Dr Cyriac Abby Philips has become a high-profile liver doctor with a large online following, according to BBC News. The BBC profile, published under the headline “Loved and loathed: The making of India’s viral liver doctor,” describes how his direct commentary, frequent use of social platforms and insistence on clinical evidence helped him build an audience while drawing repeated criticism from proponents of traditional medicine in India (BBC News).
Quick summary
Dr Cyriac Abby Philips is a hepatologist who gained prominence by taking clinical debates into public online spaces, the BBC reports. His posts and threads focus on liver disease, drug safety and how to read scientific studies — material that spread widely beyond medical circles because of its clarity and confrontational tone (BBC News).
How Dr Cyriac Abby Philips built an online following
The BBC article outlines techniques that helped Philips reach a large audience: translating complex study findings into plain language, using long-form social threads and short videos, and repeatedly challenging claims he considered unsupported by strong evidence (BBC News).
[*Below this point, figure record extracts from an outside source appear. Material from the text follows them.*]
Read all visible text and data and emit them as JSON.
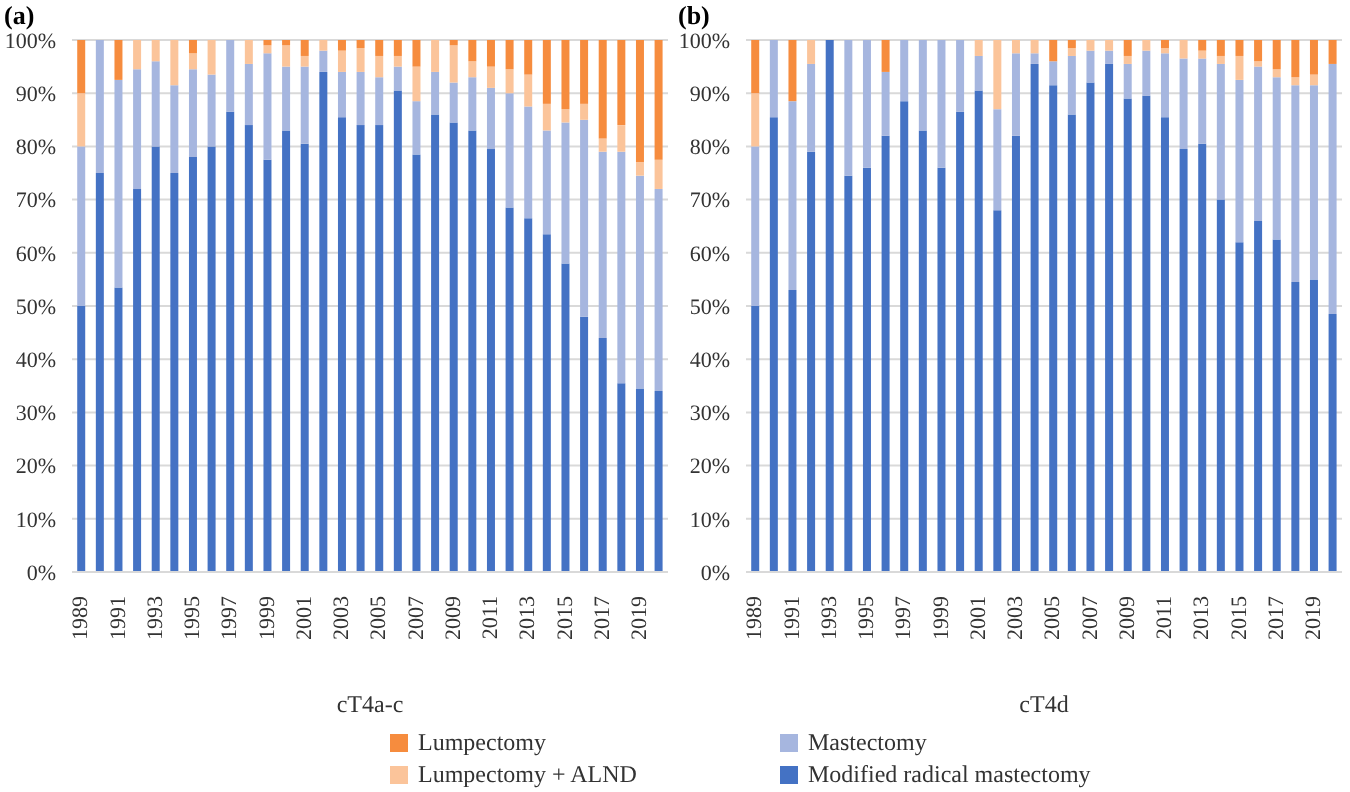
{
  "chart_data": [
    {
      "type": "bar",
      "title": "(a)",
      "xlabel": "cT4a-c",
      "stacked": true,
      "grid": "y",
      "legend": "bottom",
      "categories": [
        "1989",
        null,
        "1991",
        null,
        "1993",
        null,
        "1995",
        null,
        "1997",
        null,
        "1999",
        null,
        "2001",
        null,
        "2003",
        null,
        "2005",
        null,
        "2007",
        null,
        "2009",
        null,
        "2011",
        null,
        "2013",
        null,
        "2015",
        null,
        "2017",
        null,
        "2019",
        null
      ],
      "ylim": [
        0,
        100
      ],
      "yticks": [
        {
          "value": 0,
          "label": "0%"
        },
        {
          "value": 10,
          "label": "10%"
        },
        {
          "value": 20,
          "label": "20%"
        },
        {
          "value": 30,
          "label": "30%"
        },
        {
          "value": 40,
          "label": "40%"
        },
        {
          "value": 50,
          "label": "50%"
        },
        {
          "value": 60,
          "label": "60%"
        },
        {
          "value": 70,
          "label": "70%"
        },
        {
          "value": 80,
          "label": "80%"
        },
        {
          "value": 90,
          "label": "90%"
        },
        {
          "value": 100,
          "label": "100%"
        }
      ],
      "series": [
        {
          "name": "Modified radical mastectomy",
          "color": "#4472c4",
          "values": [
            50,
            75,
            53.5,
            72,
            80,
            75,
            78,
            80,
            86.5,
            84,
            77.5,
            83,
            80.5,
            94,
            85.5,
            84,
            84,
            90.5,
            78.5,
            86,
            84.5,
            83,
            79.5,
            68.5,
            66.5,
            63.5,
            58,
            48,
            44,
            35.5,
            34.5,
            34
          ]
        },
        {
          "name": "Mastectomy",
          "color": "#a6b6df",
          "values": [
            30,
            25,
            39,
            22.5,
            16,
            16.5,
            16.5,
            13.5,
            13.5,
            11.5,
            20,
            12,
            14.5,
            4,
            8.5,
            10,
            9,
            4.5,
            10,
            8,
            7.5,
            10,
            11.5,
            21.5,
            21,
            19.5,
            26.5,
            37,
            35,
            43.5,
            40,
            38
          ]
        },
        {
          "name": "Lumpectomy + ALND",
          "color": "#fbc49a",
          "values": [
            10,
            0,
            0,
            5.5,
            4,
            8.5,
            3,
            6.5,
            0,
            4.5,
            1.5,
            4,
            2,
            2,
            4,
            4.5,
            4,
            2,
            6.5,
            6,
            7,
            3,
            4,
            4.5,
            6,
            5,
            2.5,
            3,
            2.5,
            5,
            2.5,
            5.5
          ]
        },
        {
          "name": "Lumpectomy",
          "color": "#f68c3e",
          "values": [
            10,
            0,
            7.5,
            0,
            0,
            0,
            2.5,
            0,
            0,
            0,
            1,
            1,
            3,
            0,
            2,
            1.5,
            3,
            3,
            5,
            0,
            1,
            4,
            5,
            5.5,
            6.5,
            12,
            13,
            12,
            18.5,
            16,
            23,
            22.5
          ]
        }
      ]
    },
    {
      "type": "bar",
      "title": "(b)",
      "xlabel": "cT4d",
      "stacked": true,
      "grid": "y",
      "categories": [
        "1989",
        null,
        "1991",
        null,
        "1993",
        null,
        "1995",
        null,
        "1997",
        null,
        "1999",
        null,
        "2001",
        null,
        "2003",
        null,
        "2005",
        null,
        "2007",
        null,
        "2009",
        null,
        "2011",
        null,
        "2013",
        null,
        "2015",
        null,
        "2017",
        null,
        "2019",
        null
      ],
      "ylim": [
        0,
        100
      ],
      "yticks": [
        {
          "value": 0,
          "label": "0%"
        },
        {
          "value": 10,
          "label": "10%"
        },
        {
          "value": 20,
          "label": "20%"
        },
        {
          "value": 30,
          "label": "30%"
        },
        {
          "value": 40,
          "label": "40%"
        },
        {
          "value": 50,
          "label": "50%"
        },
        {
          "value": 60,
          "label": "60%"
        },
        {
          "value": 70,
          "label": "70%"
        },
        {
          "value": 80,
          "label": "80%"
        },
        {
          "value": 90,
          "label": "90%"
        },
        {
          "value": 100,
          "label": "100%"
        }
      ],
      "series": [
        {
          "color": "#4472c4",
          "values": [
            50,
            85.5,
            53,
            79,
            100,
            74.5,
            76,
            82,
            88.5,
            83,
            76,
            86.5,
            90.5,
            68,
            82,
            95.5,
            91.5,
            86,
            92,
            95.5,
            89,
            89.5,
            85.5,
            79.5,
            80.5,
            70,
            62,
            66,
            62.5,
            54.5,
            55,
            48.5
          ]
        },
        {
          "color": "#a6b6df",
          "values": [
            30,
            14.5,
            35.5,
            16.5,
            0,
            25.5,
            24,
            12,
            11.5,
            17,
            24,
            13.5,
            6.5,
            19,
            15.5,
            2,
            4.5,
            11,
            6,
            2.5,
            6.5,
            8.5,
            12,
            17,
            16,
            25.5,
            30.5,
            29,
            30.5,
            37,
            36.5,
            47
          ]
        },
        {
          "color": "#fbc49a",
          "values": [
            10,
            0,
            0,
            4.5,
            0,
            0,
            0,
            0,
            0,
            0,
            0,
            0,
            3,
            13,
            2.5,
            2.5,
            0,
            1.5,
            2,
            2,
            1.5,
            2,
            1,
            3.5,
            1.5,
            1.5,
            4.5,
            1,
            1.5,
            1.5,
            2,
            0
          ]
        },
        {
          "color": "#f68c3e",
          "values": [
            10,
            0,
            11.5,
            0,
            0,
            0,
            0,
            6,
            0,
            0,
            0,
            0,
            0,
            0,
            0,
            0,
            4,
            1.5,
            0,
            0,
            3,
            0,
            1.5,
            0,
            2,
            3,
            3,
            4,
            5.5,
            7,
            6.5,
            4.5
          ]
        }
      ]
    }
  ]
}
According to the report, his combination of forensic reading of studies and blunt public summaries attracted patients, junior clinicians and lay readers who wanted evidence-based explanations.

BBC reporting highlights that Philips’s content often centers on practical questions — for example, medication risks, hepatitis management and safety signals in research papers — and that those topics resonated because they address real patient concerns (BBC News). The piece describes how viral posts amplified his profile, turning clinical commentary into widely shared material in India’s online health conversations.
Conflicts with traditional medicine specialists
The BBC reports that Philips has often clashed with traditional medicine specialists in India, particularly when he publicly questions the evidence behind treatments promoted by some practitioners (BBC News). Those clashes have played out in public rebuttals, formal objections and media coverage, according to the BBC.
As the BBC notes, critics say Philips’s tone can be confrontational and that public disputes can inflame professional tensions (BBC News). Supporters counter that blunt public critique is sometimes necessary to challenge claims they view as potentially misleading or harmful. Where disagreements touch on regulation, the BBC report says, they illustrate friction between modern clinical standards and long-standing traditional systems in India (BBC News).
Supporters, critics and public reaction
BBC reporting describes a divided public response: many patients and some clinicians praise Philips for clarity and insistence on data, while others worry his public disputes escalate controversies and may not fully account for cultural roles of traditional practices (BBC News).
The article emphasises how social platforms magnify both support and criticism. Viral posts attract fast, polarized responses; a single exchange can become a broader symbol in debates about medical authority, trust and how the public evaluates competing health claims (BBC News).
Why it matters for India’s health debate
Why it matters: the BBC frames the Philips story as an example of how individual clinicians who are active online can shape public conversations about medicine in India (BBC News). His prominence raises questions about how the public judges medical claims, how professional disagreements should be handled in public, and whether digital-era communication requires new norms or oversight.
The BBC notes that episodes like these can have practical consequences: they affect trust in institutions, influence how people weigh traditional versus modern treatments, and shape the ecosystem around misinformation and public health communication (BBC News). Policymakers, professional bodies and platforms will likely continue to face pressure to define clearer standards for conduct, evidence and dispute resolution online.
Source and reporting note
This profile is based on reporting by BBC News. The original article, “Loved and loathed: The making of India’s viral liver doctor,” provides the reporting, examples and quotes summarised here (BBC News).
Source: Loved and loathed: The making of India’s viral liver doctor — BBC News – Health
Key takeaways
- Dr Cyriac Abby Philips built a large online following by translating clinical evidence for public audiences and posting forceful critiques (BBC News).
- His public critiques have often brought him into conflict with traditional medicine specialists in India, highlighting tensions about evidence, authority and cultural practice (BBC News).
- The case shows how social media shapes medical debate and underlines calls for clearer professional norms, better public understanding of evidence, and improved media literacy (BBC News).
Frequently asked questions
What happened with Dr Cyriac Abby Philips?
BBC reporting describes how Philips rose to wider attention by sharing evidence-based critiques and patient-focused explanations online. That visibility led to public disagreements with some traditional medicine advocates and to controversies covered in the media (BBC News).
Why does Dr Cyriac Abby Philips matter?
He matters because he illustrates how clinicians using social media can influence public understanding of medicine, affect patient choices and become central figures in debates over evidence versus tradition in India’s health landscape (BBC News).
What happens next?
The BBC suggests the immediate future could bring further public exchanges, possible professional reviews and continued discussion about how disputes should be handled in public spaces. The wider conversation will likely keep focusing on evidence standards, trust and the balance between cultural practices and modern clinical norms (BBC News).
Reporting credit: BBC News – Health. For the original reporting, see the BBC article linked above.